Benchmarks are securities or groups of securities against which investment performance is analyzed. Examples of popular equity benchmarks are the S&P 500 index, Dow Jones Industrial Average, Russell 2000 index, Nasdaq Composite, MSCI World Index, FTSE100 and Nikkei 225. Bond indexes are usually created by large fixed-income broker-dealers such as Barclays, Bank of America Merrill Lynch and JP Morgan. A number of bond benchmarks vary by issuer type, maturity, yield, geography and tax status.

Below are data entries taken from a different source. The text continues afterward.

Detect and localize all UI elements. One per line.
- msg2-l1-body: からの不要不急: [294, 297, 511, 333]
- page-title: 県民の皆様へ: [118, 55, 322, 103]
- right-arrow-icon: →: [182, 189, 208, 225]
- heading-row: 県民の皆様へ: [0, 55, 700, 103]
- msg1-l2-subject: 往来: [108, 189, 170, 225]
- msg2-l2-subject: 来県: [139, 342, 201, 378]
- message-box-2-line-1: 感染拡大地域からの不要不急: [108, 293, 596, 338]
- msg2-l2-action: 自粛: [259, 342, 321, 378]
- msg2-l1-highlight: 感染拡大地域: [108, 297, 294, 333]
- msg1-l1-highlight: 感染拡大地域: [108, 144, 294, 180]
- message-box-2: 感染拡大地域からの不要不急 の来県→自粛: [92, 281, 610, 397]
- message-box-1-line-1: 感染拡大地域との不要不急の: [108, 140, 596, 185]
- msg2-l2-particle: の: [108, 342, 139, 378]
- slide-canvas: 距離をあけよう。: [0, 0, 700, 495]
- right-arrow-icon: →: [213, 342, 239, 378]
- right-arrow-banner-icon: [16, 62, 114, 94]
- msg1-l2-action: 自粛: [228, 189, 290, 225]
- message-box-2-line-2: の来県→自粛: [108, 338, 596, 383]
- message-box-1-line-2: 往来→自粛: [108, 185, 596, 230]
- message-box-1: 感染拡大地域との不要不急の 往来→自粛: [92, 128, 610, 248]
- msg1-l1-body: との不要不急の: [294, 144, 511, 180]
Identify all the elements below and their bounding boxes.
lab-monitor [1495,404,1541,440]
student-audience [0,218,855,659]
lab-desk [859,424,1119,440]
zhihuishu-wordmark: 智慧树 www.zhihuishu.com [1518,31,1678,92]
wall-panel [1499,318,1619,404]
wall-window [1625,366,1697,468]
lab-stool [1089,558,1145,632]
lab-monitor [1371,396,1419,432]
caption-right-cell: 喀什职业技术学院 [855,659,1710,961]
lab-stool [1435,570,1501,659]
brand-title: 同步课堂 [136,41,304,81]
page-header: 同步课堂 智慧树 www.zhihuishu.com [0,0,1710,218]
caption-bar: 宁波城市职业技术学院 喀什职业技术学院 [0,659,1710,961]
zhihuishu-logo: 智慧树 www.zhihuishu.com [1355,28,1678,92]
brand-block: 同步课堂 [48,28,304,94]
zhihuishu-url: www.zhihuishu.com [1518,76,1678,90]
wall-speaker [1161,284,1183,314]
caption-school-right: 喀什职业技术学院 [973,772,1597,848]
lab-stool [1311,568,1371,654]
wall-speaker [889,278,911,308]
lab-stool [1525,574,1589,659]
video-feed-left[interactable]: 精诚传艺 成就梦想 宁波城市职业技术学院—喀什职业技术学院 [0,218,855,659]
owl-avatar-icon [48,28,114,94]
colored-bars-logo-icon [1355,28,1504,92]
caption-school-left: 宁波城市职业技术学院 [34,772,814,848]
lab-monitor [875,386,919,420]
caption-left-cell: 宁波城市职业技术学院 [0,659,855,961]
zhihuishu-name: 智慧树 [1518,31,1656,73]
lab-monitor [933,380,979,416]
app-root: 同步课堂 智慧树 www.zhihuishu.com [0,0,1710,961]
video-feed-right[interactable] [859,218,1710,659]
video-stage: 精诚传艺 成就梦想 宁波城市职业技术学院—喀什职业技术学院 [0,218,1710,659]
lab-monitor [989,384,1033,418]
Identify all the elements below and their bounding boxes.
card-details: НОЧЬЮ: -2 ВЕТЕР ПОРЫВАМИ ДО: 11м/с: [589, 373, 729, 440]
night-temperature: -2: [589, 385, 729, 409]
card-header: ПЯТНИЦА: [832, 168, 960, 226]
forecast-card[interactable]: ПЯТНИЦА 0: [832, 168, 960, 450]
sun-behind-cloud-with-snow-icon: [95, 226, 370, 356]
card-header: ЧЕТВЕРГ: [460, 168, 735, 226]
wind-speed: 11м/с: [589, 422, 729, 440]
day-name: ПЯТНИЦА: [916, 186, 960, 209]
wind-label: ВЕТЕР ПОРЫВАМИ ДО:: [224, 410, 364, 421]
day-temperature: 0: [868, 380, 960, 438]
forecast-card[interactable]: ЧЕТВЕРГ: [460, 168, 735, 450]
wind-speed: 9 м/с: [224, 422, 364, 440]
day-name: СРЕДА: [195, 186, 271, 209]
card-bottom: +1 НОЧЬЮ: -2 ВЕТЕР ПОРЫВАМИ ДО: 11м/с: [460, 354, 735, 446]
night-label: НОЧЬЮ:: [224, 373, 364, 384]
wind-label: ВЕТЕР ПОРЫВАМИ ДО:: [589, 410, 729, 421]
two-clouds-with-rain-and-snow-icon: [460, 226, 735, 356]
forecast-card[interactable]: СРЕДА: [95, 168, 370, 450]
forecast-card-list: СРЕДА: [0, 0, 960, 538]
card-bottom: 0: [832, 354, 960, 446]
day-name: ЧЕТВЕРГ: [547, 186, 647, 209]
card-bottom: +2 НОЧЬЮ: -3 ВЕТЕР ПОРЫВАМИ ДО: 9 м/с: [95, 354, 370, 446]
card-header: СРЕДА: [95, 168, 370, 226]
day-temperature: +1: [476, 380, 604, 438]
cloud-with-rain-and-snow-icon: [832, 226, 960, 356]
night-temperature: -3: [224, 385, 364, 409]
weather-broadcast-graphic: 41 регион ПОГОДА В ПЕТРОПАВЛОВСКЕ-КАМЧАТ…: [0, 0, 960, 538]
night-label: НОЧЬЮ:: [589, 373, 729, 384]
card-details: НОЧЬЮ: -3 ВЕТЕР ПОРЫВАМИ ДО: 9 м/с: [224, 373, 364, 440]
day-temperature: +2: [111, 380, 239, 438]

Year-to-date (YTD) performance refers to the change in security price since January 1 of the current year. Using the YTD period sets a common time frame for assessing performance of different securities. YTD is also useful for measuring price movements relative to other data, such as financial performance or economic indicators. YTD measurement is limited in that the considered changes in length and the trends implied by YTD performance early in the year can be misleading.
Yahoo Finance and Google Finance
Yahoo Finance has a charts section with various period lengths, including YTD. Yahoo Finance also provides historical pricing data for equities, exchange-traded funds and popular benchmark indexes at daily, weekly or monthly intervals.
Similar to Yahoo's service, Google Finance also has a price chart function that allows users to select YTD as the observed period for equities and indexes.
Other Sources
Morningstar has its own set of stock indexes for a variety of equity categories based on size, industry and company maturity. In a table in the Markets section of Morningstar.com, there is a YTD performance data for each benchmark index.
The Vanguard Group has a benchmark returns page in its website's Investing section. The tables on this page include YTD performance for a variety of equity and bond indexes.
The Wall Street Journal publishes YTD benchmark data for equities and bonds in its Market Data Center.